SURGEONS saved a woman’s life by performing the first combination of a mechanical heart pump and gene-edited pig kidney transplant.
The groundbreaking surgery took place at New York University Langone Health and saved the life of Lisa Pisano, 54, who was facing heart failure and end-stage kidney disease.
Robert Montgomery, director of the NYU Langone Transplant Institute, said she is currently “doing very well” in recovery after the April 12 surgery.
Before the surgery, Pisano said she was “pretty much done.”
Her kidney disease required routine dialysis and she was not a candidate for a human transplant.
“I couldn’t walk up the stairs. I couldn’t drive. I couldn’t play with my grandchildren. So when this opportunity came up, I took it,” Pisano said. CBS News chief medical correspondent, Dr. Jon LaPook.
Now, she says, she is feeling “great today compared to other days.”
Pisano received the second known transplant of a genetically modified pig kidney into a living person, and she was the first to have the pig’s thymus gland added to help against rejection, the hospital said.
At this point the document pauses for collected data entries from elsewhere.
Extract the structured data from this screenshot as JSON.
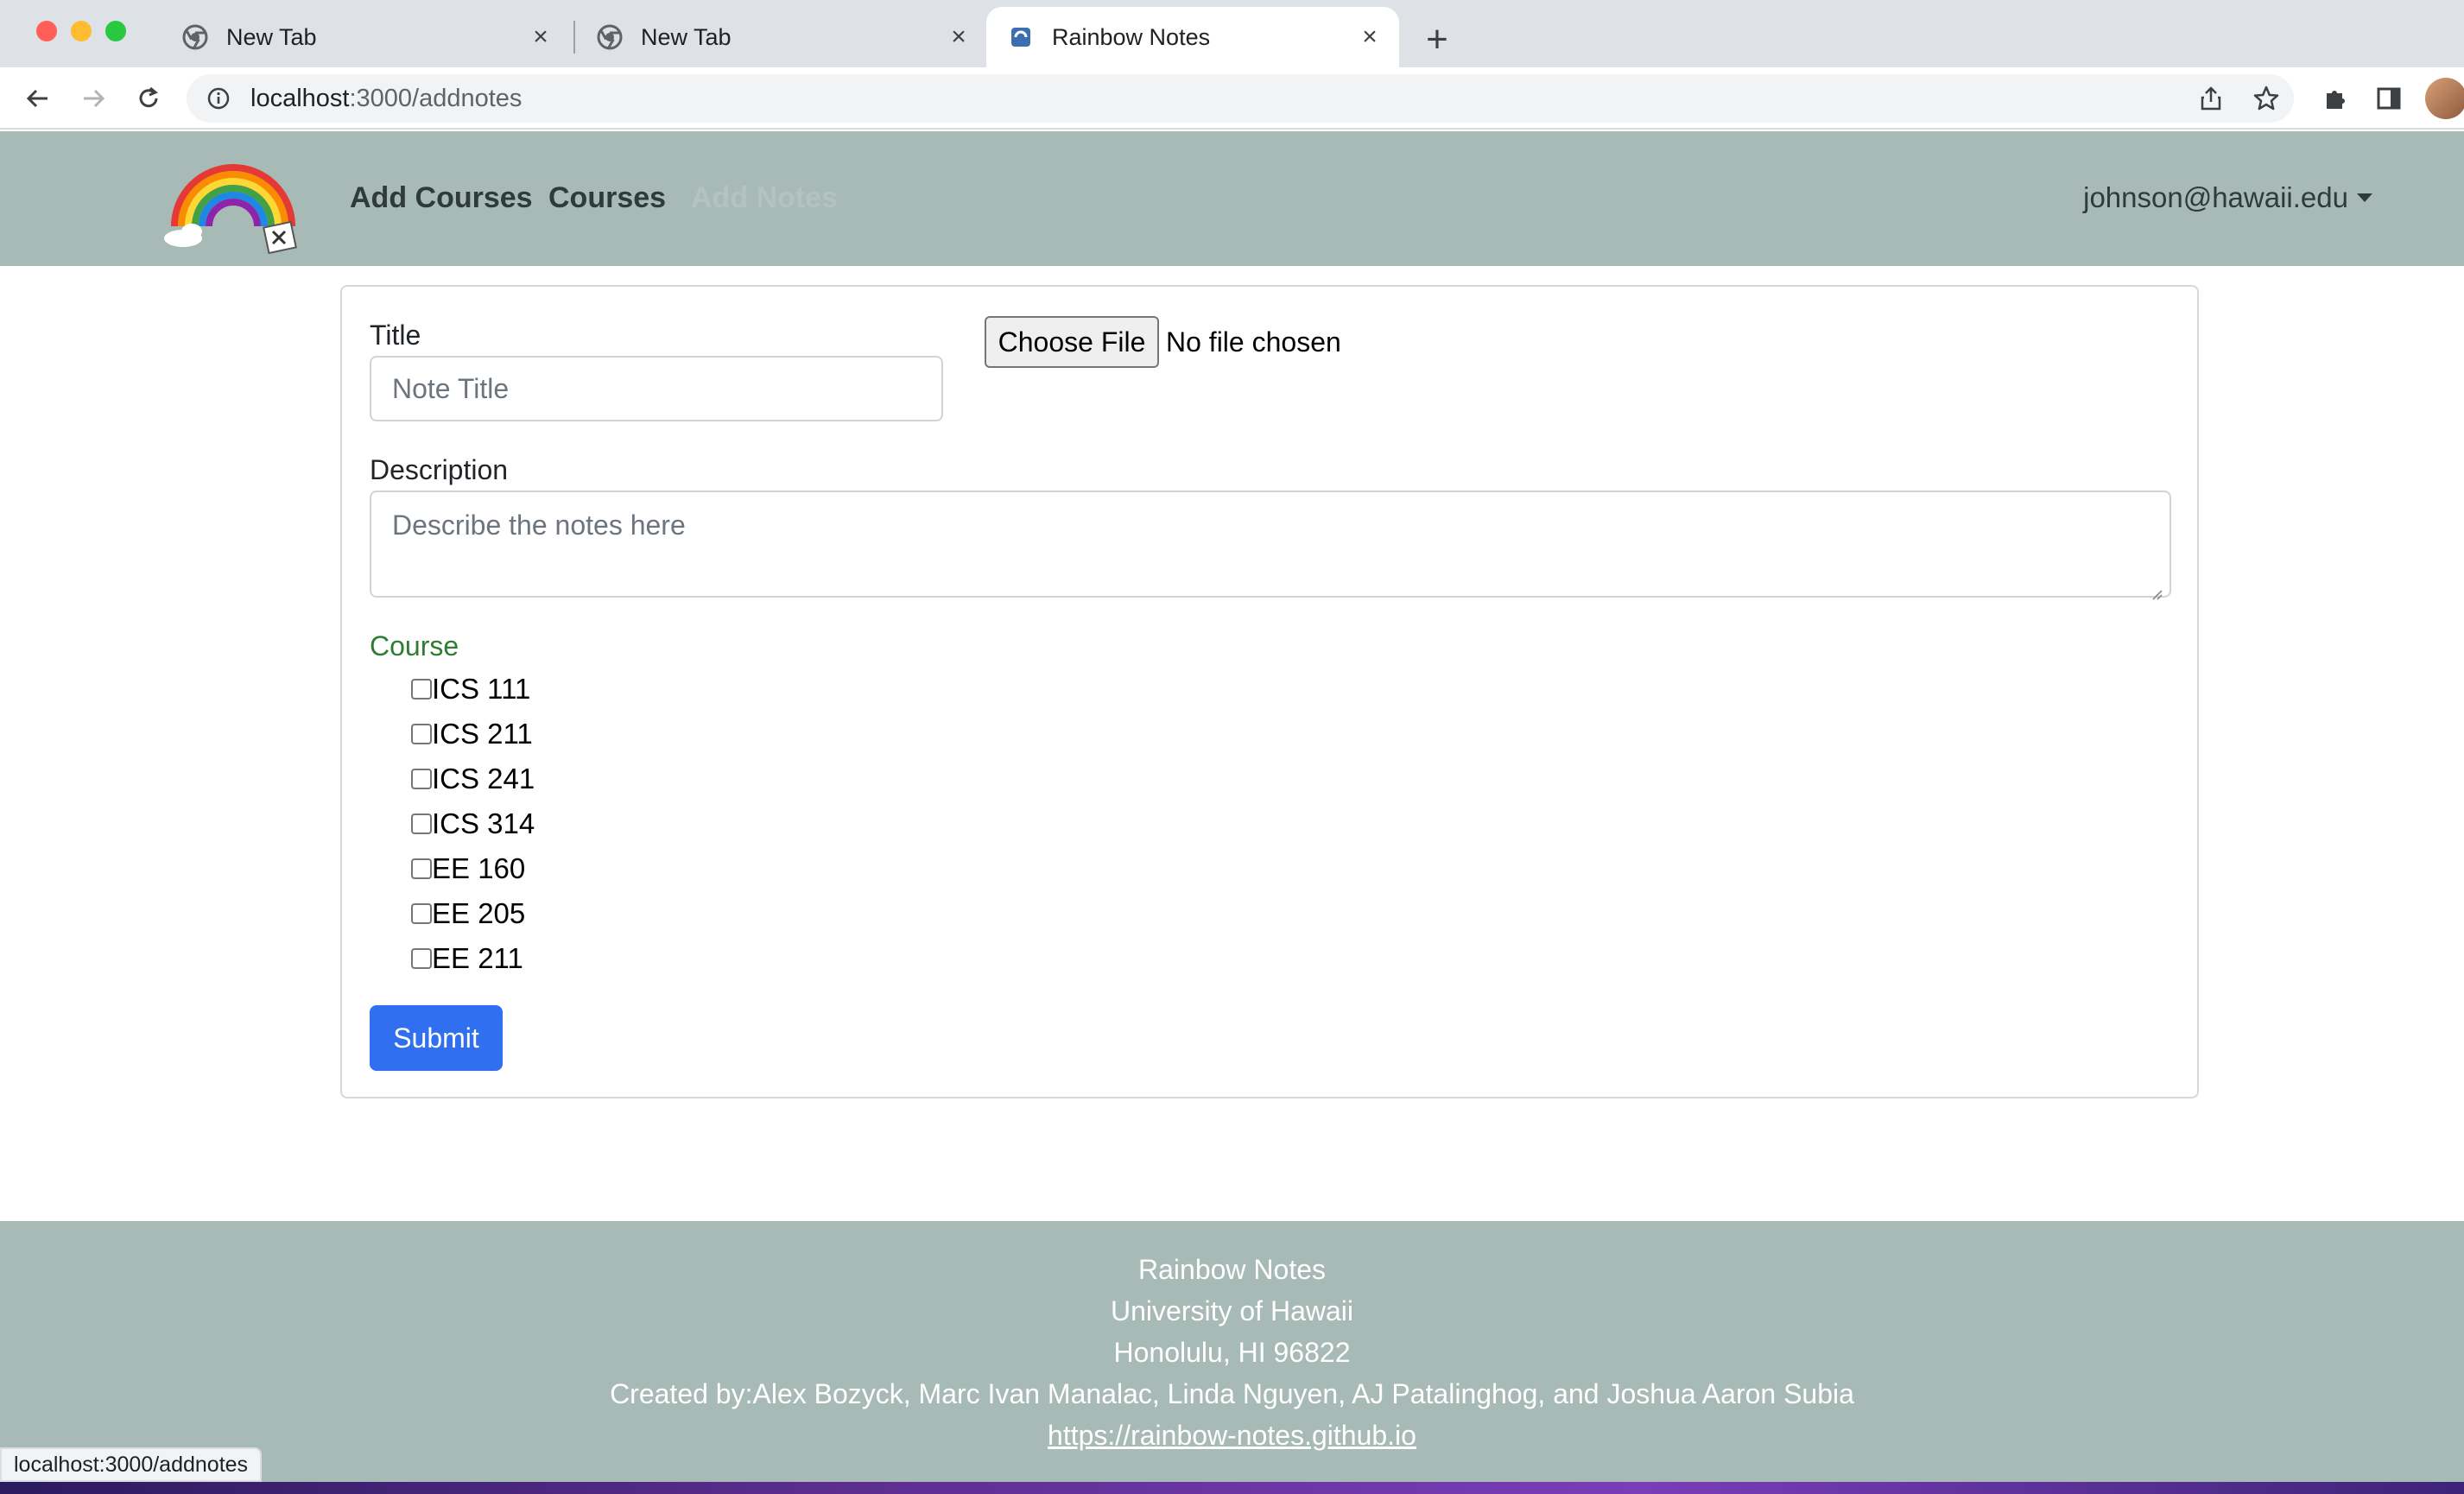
{
  "browser": {
    "tabs": [
      {
        "title": "New Tab",
        "active": false
      },
      {
        "title": "New Tab",
        "active": false
      },
      {
        "title": "Rainbow Notes",
        "active": true
      }
    ],
    "url_host": "localhost",
    "url_path": ":3000/addnotes"
  },
  "navbar": {
    "links": [
      "Add Courses",
      "Courses"
    ],
    "faded_link": "Add Notes",
    "user": "johnson@hawaii.edu"
  },
  "form": {
    "title_label": "Title",
    "title_placeholder": "Note Title",
    "file_button": "Choose File",
    "file_status": "No file chosen",
    "description_label": "Description",
    "description_placeholder": "Describe the notes here",
    "course_label": "Course",
    "courses": [
      "ICS 111",
      "ICS 211",
      "ICS 241",
      "ICS 314",
      "EE 160",
      "EE 205",
      "EE 211"
    ],
    "submit_label": "Submit"
  },
  "footer": {
    "line1": "Rainbow Notes",
    "line2": "University of Hawaii",
    "line3": "Honolulu, HI 96822",
    "line4": "Created by:Alex Bozyck, Marc Ivan Manalac, Linda Nguyen, AJ Patalinghog, and Joshua Aaron Subia",
    "link": "https://rainbow-notes.github.io"
  },
  "status_bar_url": "localhost:3000/addnotes"
}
The surgery was performed eight days after the implantation of a ventricular assist device, or heart pump.
Rejection problems with animal-to-human transplants, also known as xenotransplants, have led to failures due to the immune system attacking the foreign tissue.
Scientists are now using genetic modification for better organ matching.
“The human immune system rejects animal organs, but Dr. Montgomery and his team used a pig kidney with an altered gene to make it more compatible,” LaPook said, according to CBS News.
With his new energy, Pisano looks forward to playing with his two grandchildren for the first time in years.
“It’s not just about keeping someone alive, it’s about restoring them to their lives,” Montgomery said.
LaPook also said this new surgery was performed under the Food and Drug Administration’s “compassionate use” protocol.
This protocol, also known as the Expanded Access Protocol, is designed to allow patients suffering from a serious or immediately life-threatening illness or condition to access an investigational medical product for treatment in accordance with the FDA.
This option is available when no other treatment options are available.
“So it hasn’t been approved yet – but what an incredible technological tour de force,” Lapook said.
‘LIGHTHOUSE OF HOPE’
Pisano is not the only patient to undergo a surgical transplant under the protocol.
Last month, 62-year-old Rick Slayman had a pig kidney transplant, making him the first human to receive an animal organ transplant.
The four-hour operation took place on March 16 at Mass General Hospital in Boston, Massachusetts.
The 62-year-old lived with diabetes and high blood pressure and was a regular patient at the hospital for more than a decade before the major surgery.
It’s not just about keeping someone alive, it’s about restoring them to their lives.
Dr. Robert Montgomery
Slayman was on dialysis for years before receiving a human kidney transplant in 2018, but it failed within five years.
After the surgery, the hospital released a statement saying Slayman was making a stable recovery, walking and was expected to be released soon.
Joren C. Madsen, director of the MGH Transplant Center, said Slayman was “the real hero,” according to Interesting engineering.
“[The surgery] It would not have been possible without your courage and willingness to embark on a journey through unknown medical history,” he said.
“Mr. Slayman becomes a beacon of hope for countless people suffering from end-stage kidney disease and opens a new frontier in organ transplantation.”